Amazing Grace, 2018.
Directed by Sydney Pollack and Alan Elliott.
Featuring Aretha Franklin and James Cleveland.
A documentary recorded at the 1972 taping of the titular Aretha Franklin album – the highest selling live gospel release of all time.
Aretha Franklin has one of the most goosebump-inducing voices in the history of music. That much is more or less an accepted fact. Amazing Grace is a film that essentially features that once in a generation voice without much else going on, and it’s more than enough to sustain a movie.
And the story behind this particular movie is a fascinating one. In 1972, Warner Bros recruited acclaimed director Sydney Pollack to shoot documentary footage of Franklin’s live recording of the Amazing Grace album over two nights at the New Temple Missionary Baptist Church in LA. Due to difficulties with synchronising the picture and audio, the film was never released and Franklin would later take legal action to block attempts by producer Alan Elliott to release the movie after he bought the footage in the noughties. Elliott did, however, reach an agreement with Franklin’s family after her death August 2018, which has brought the movie to screens.
If ever a movie had the ability to evoke the raucous, celebratory intimacy of a church choir performance, Amazing Grace is that film. With the charismatic Reverend James Cleveland serving as master of ceremonies, as well as joining Franklin on several of the tracks, there’s a real sense of joy that permeates the proceedings. The decision to record the album in its natural environment is a masterstroke that pays off, elevating the music and the singers to a higher level.
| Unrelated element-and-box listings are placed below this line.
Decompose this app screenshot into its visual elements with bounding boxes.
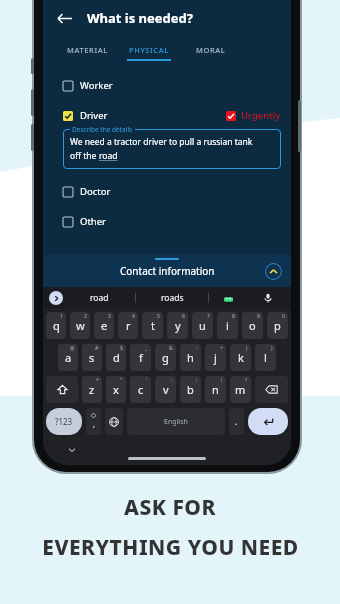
staticText: EVERYTHING YOU NEED	[42, 533, 299, 562]
staticText: 8	[232, 313, 235, 320]
staticText: ?	[245, 377, 248, 384]
button[interactable]: Hide keyboard	[65, 443, 79, 457]
button[interactable]: z	[82, 376, 102, 403]
staticText: "	[120, 377, 123, 384]
button[interactable]: g	[155, 344, 176, 371]
button[interactable]: ?123	[46, 408, 82, 435]
staticText: Driver	[80, 109, 108, 122]
staticText: s	[89, 350, 95, 365]
button[interactable]: Driver	[63, 109, 108, 122]
staticText: @	[70, 345, 75, 352]
button[interactable]: a	[58, 344, 78, 371]
button[interactable]: road	[63, 292, 135, 304]
staticText: off the	[70, 150, 99, 162]
button[interactable]: MATERIAL	[63, 45, 111, 61]
button[interactable]: k	[230, 344, 251, 371]
button[interactable]: b	[180, 376, 201, 403]
staticText: d	[113, 350, 120, 365]
staticText: road	[90, 292, 109, 304]
button[interactable]: Urgently	[226, 109, 281, 122]
button[interactable]: i	[217, 312, 238, 339]
staticText: ?123	[55, 416, 73, 427]
staticText: m	[235, 382, 246, 397]
button[interactable]: l	[255, 344, 276, 371]
staticText: x	[113, 382, 119, 397]
button[interactable]: q	[46, 312, 66, 339]
button[interactable]: Back	[51, 5, 77, 31]
staticText: h	[187, 350, 194, 365]
button[interactable]: Contact information	[43, 255, 291, 287]
button[interactable]: PHYSICAL	[125, 45, 173, 61]
staticText: MATERIAL	[67, 45, 108, 55]
button[interactable]: .	[229, 408, 244, 435]
staticText: p	[274, 318, 281, 333]
button[interactable]: English	[127, 408, 225, 435]
staticText: )	[271, 345, 273, 352]
button[interactable]: e	[94, 312, 114, 339]
button[interactable]: We need a tractor driver to pull a russi…	[63, 129, 281, 169]
staticText: 0	[282, 313, 285, 320]
button[interactable]: Doctor	[43, 185, 291, 198]
staticText: Worker	[80, 79, 113, 92]
staticText: _	[145, 345, 148, 352]
staticText: ;	[196, 377, 198, 384]
staticText: road	[99, 150, 118, 162]
staticText: Urgently	[241, 109, 281, 122]
button[interactable]: p	[267, 312, 288, 339]
button[interactable]: Emoji	[209, 287, 248, 309]
button[interactable]: Voice input	[248, 287, 287, 309]
staticText: e	[101, 318, 108, 333]
button[interactable]: Expand contact information	[265, 263, 282, 280]
staticText: ,	[93, 420, 95, 430]
button[interactable]: u	[192, 312, 213, 339]
button[interactable]: v	[155, 376, 176, 403]
button[interactable]: n	[205, 376, 226, 403]
staticText: 6	[182, 313, 185, 320]
staticText: i	[226, 318, 229, 333]
button[interactable]: Worker	[43, 79, 291, 92]
staticText: z	[89, 382, 95, 397]
button[interactable]: t	[142, 312, 163, 339]
staticText: What is needed?	[87, 9, 193, 27]
staticText: g	[162, 350, 169, 365]
staticText: We need a tractor driver to pull a russi…	[70, 136, 253, 148]
button[interactable]: s	[82, 344, 102, 371]
staticText: 4	[132, 313, 135, 320]
button[interactable]: j	[205, 344, 226, 371]
button[interactable]: d	[106, 344, 126, 371]
staticText: v	[163, 382, 169, 397]
staticText: roads	[161, 292, 184, 304]
button[interactable]: w	[70, 312, 90, 339]
button[interactable]: c	[130, 376, 151, 403]
button[interactable]: x	[106, 376, 126, 403]
button[interactable]: Shift	[46, 376, 78, 403]
staticText: :	[171, 377, 173, 384]
button[interactable]: Other	[43, 215, 291, 228]
staticText: 5	[157, 313, 160, 320]
button[interactable]: roads	[136, 292, 208, 304]
staticText: t	[151, 318, 155, 333]
button[interactable]: o	[242, 312, 263, 339]
staticText: 9	[257, 313, 260, 320]
button[interactable]: MORAL	[187, 45, 235, 61]
staticText: Other	[80, 215, 107, 228]
button[interactable]: Back	[43, 3, 291, 33]
button[interactable]: More suggestions	[49, 291, 63, 305]
button[interactable]: Change language	[105, 408, 123, 435]
button[interactable]: f	[130, 344, 151, 371]
button[interactable]: r	[118, 312, 138, 339]
button[interactable]: Comma and settings	[86, 408, 101, 435]
button[interactable]: Backspace	[255, 376, 288, 403]
button[interactable]: y	[167, 312, 188, 339]
staticText: $	[120, 345, 123, 352]
staticText: j	[214, 350, 217, 365]
staticText: r	[126, 318, 131, 333]
staticText: f	[139, 350, 143, 365]
button[interactable]: m	[230, 376, 251, 403]
staticText: n	[212, 382, 219, 397]
button[interactable]: Enter	[248, 408, 288, 435]
staticText: !	[221, 377, 223, 384]
staticText: MORAL	[196, 45, 226, 55]
button[interactable]: h	[180, 344, 201, 371]
staticText: *	[96, 377, 99, 384]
With that said, Amazing Grace – like just about every other concert film ever made – is an odd experience to watch in a cinema. I recognise this is a problem with me, rather than the movie, but the notion of simply watching a concert on the big screen is not one that has ever particularly appealed to me. This is doubly true with gospel music, which relies on the power of the voice in question, rather than any production, staging or spectacular performance. Franklin’s vocals are magical, but the transition to film doesn’t enhance her performance in any way.
In short, your enjoyment of Amazing Grace rather comes down to your affection for Franklin and for gospel music in general. Fans will be absolutely spellbound by Franklin’s obvious ability and the simple power of the music and her talent is undeniable even to those who lack the same affection for these classic songs. It’s great that this material is finally seeing the light of the day, but it’s inessential viewing for all but the most ardent of fans.